A practice followed by professional truck drivers for decades would become law under an effort in the Colorado Legislature.

The measure, unanimously approved by the House last month, is designed to protect police and other emergency personnel during roadside stops. It has been forwarded to the state’s Senate for further consideration.

Colorado law now requires that motorists yield the right-of-way when an ambulance or police vehicle is approaching with lights and sirens activated.

The “Move Over” bill would also require motorists to maintain a safe distance and reduce speed when approaching stationary emergency vehicles that are by the road with their lights flashing.

The effort comes in response to 31 Colorado State Patrol vehicles hit during traffic stops or while attending to roadside emergencies, The Durango Herald reported.

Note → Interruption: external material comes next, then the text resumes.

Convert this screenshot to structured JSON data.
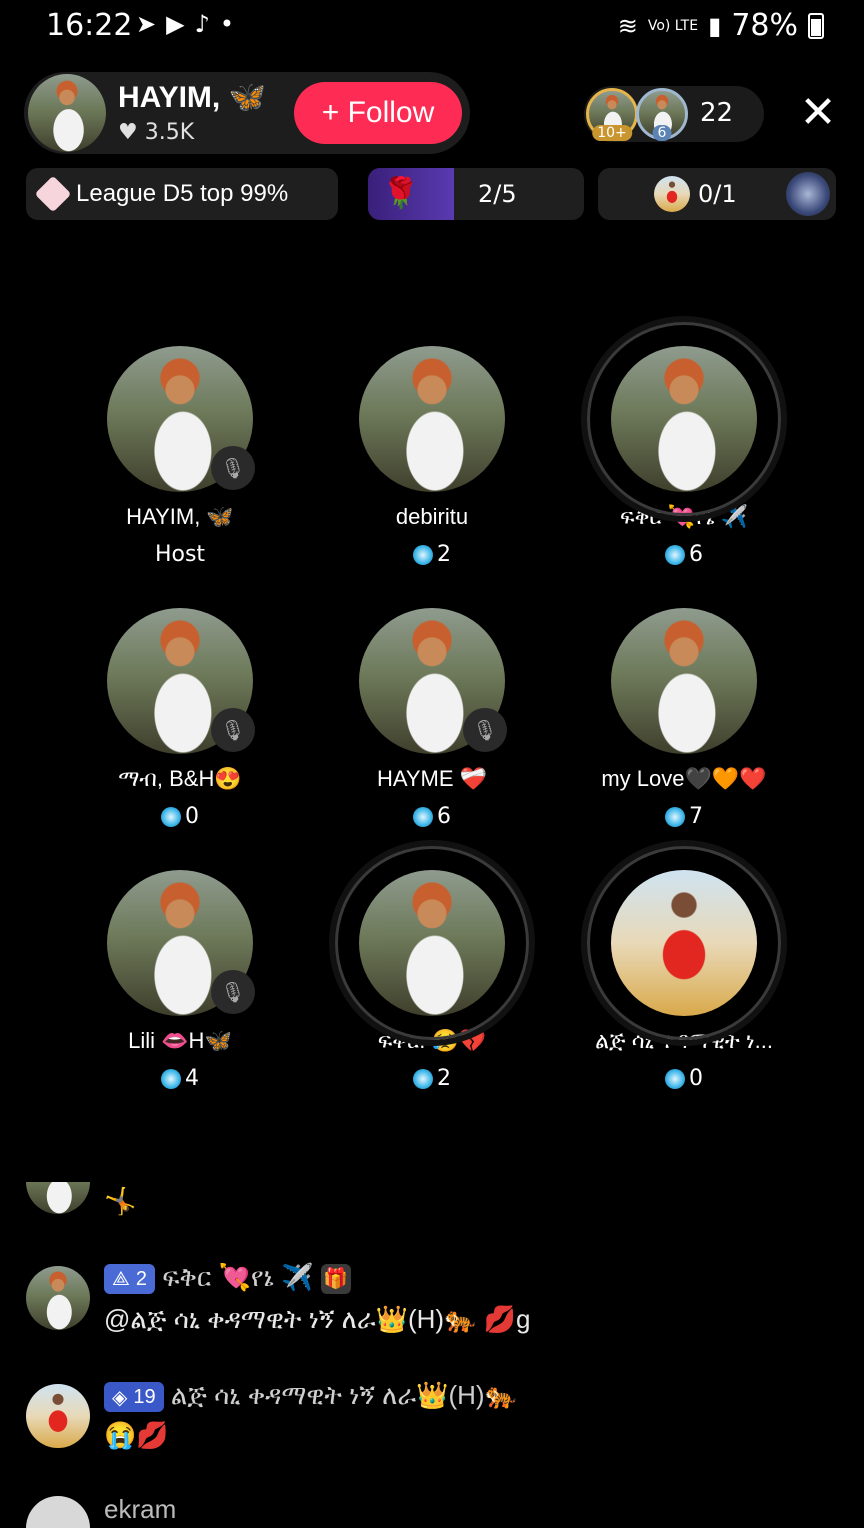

In 2002, 78 people statewide died in roadside incidents linked to accident sites; in 2003, the number of accident-site fatalities rose to 85.

Sponsored by Rep. Mark Larson, R-Cortez, HB1187 would require drivers to merge into a lane further away from an emergency vehicle. On two-lane highways, drivers would be required to reduce speed before passing the emergency vehicle.

Failure to obey the law would result in at least a $50 fine and a four-point penalty on an offender’s license.